Siamo fragili e senza anticorpi
L’amore non uccide. L’abbiamo letto nella fiaccolata a Vigonza per Giada Zanola, la giovane scaraventata dal cavalcavia dal compagno come lui stesso ha ammesso agli inquirenti. Davanti all’ennesima tragedia, siamo inermi. Possiamo e dobbiamo stringerci attorno al dolore dei familiari, la sorella Federica e il fratello Daniel, e del padre Gino. Possiamo e dobbiamo pregare per la vittima e per il suo carnefice (anche se è evidente che la giustizia deve fare il suo corso). E le due comunità (Vigonza appunto e Folzano) l’hanno fatto. Cosa ci resta? Siamo, purtroppo, sempre più incapaci di sopportare il peso del fallimento sia nella vita sentimentale sia nella sfera lavorativa. Eppure viviamo, apparentemente, in una formazione continua che dovrebbe allenarci a superare le prove o ad affrontare le difficoltà. Mai come in questa stagione, psicologi e motivatori propongono ricette ai singoli e alle aziende. Non basta. Ma non significa tornare indietro. Siamo fragili. Perdiamo di vista l’essenziale e inseguiamo l’effimero con la convinzione che sia indispensabile.

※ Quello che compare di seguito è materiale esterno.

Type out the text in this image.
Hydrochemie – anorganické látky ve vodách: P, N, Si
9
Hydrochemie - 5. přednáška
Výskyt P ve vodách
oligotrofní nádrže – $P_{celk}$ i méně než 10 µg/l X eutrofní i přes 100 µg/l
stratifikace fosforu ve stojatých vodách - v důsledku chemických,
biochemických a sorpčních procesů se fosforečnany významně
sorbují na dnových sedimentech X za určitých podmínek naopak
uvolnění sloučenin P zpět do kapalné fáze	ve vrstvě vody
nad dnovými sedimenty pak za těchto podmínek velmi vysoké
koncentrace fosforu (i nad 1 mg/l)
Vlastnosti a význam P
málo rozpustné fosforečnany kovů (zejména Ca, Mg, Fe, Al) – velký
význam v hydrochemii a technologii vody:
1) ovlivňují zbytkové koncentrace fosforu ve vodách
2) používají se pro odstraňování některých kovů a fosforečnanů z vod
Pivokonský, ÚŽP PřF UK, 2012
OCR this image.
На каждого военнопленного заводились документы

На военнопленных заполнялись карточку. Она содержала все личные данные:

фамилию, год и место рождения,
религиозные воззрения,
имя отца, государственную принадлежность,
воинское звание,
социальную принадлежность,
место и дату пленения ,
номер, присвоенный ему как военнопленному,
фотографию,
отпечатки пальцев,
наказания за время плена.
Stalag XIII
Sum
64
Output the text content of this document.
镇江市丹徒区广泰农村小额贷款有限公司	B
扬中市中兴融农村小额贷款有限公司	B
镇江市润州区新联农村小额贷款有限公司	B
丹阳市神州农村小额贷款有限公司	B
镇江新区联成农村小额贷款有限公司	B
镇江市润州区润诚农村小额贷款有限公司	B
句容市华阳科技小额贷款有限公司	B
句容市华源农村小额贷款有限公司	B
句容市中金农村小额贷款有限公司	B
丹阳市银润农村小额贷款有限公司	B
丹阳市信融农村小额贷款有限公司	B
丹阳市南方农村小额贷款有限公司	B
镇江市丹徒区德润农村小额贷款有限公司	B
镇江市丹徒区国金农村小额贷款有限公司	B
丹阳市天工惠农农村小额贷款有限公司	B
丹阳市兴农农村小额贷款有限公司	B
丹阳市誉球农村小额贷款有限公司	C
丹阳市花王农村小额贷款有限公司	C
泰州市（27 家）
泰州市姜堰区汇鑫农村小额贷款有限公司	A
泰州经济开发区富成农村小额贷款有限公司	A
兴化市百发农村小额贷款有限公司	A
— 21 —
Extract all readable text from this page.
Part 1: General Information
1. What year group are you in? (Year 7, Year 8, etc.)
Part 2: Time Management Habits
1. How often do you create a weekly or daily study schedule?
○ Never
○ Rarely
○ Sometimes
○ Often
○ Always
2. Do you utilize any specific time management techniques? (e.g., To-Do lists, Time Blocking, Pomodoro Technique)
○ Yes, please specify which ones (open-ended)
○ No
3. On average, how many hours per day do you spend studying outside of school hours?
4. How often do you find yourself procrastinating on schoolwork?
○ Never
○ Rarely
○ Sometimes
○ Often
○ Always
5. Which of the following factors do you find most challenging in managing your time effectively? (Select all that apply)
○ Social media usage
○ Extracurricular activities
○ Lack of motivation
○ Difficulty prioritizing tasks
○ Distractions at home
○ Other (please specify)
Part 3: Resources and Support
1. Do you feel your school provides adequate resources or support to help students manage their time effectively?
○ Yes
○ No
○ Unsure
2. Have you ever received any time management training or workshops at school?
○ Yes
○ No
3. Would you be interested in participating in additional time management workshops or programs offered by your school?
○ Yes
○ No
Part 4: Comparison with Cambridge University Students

Siamo soli con i nostri tormenti esistenziali. Siamo soli in una società che ci avvicina con i mezzi di informazione, ma ci rende al tempo stesso estranei. Siamo soli in una parrocchia/unità pastorale dove chi (laici, presbiteri, religiosi o consacrati) assume le responsabilità pastorali incontra (ma non conosce) le persone: la frequentazione domenicale della Messa diventa l’unica possibilità di avere una relazione. Non è poco, ma non funziona. Abbiamo smarrito il riferimento dell’Assoluto. Il 15 dicembre del 1999, in un’udienza generale, Giovanni Paolo II affermava al proposito che “la perdita del senso di Dio ha coinciso, negli ultimi decenni, con l’avanzare di una cultura nichilistica che impoverisce il senso dell’esistenza umana e relativizza in campo etico perfino i valori fondamentali della famiglia e del rispetto della vita. Si esige paradossalmente che lo Stato riconosca quali ‘diritti’ molti comportamenti che attentano alla vita umana, soprattutto a quella più debole e indifesa. Per non parlare delle immani difficoltà di accettazione dell’altro perché diverso, incomodo, straniero, malato, handicappato. Proprio il rifiuto sempre più forte dell’altro in quanto altro interroga la nostra coscienza di credenti”. In che direzione dobbiamo andare? Nella “Lettera ai parroci” del 2 maggio, Francesco scrive che le comunità parrocchiali devono fare della partecipazione di tutti i battezzati all’unica missione di annunciare il Vangelo il tratto caratteristico della loro vita. Non sarà facile, ma è stimolante.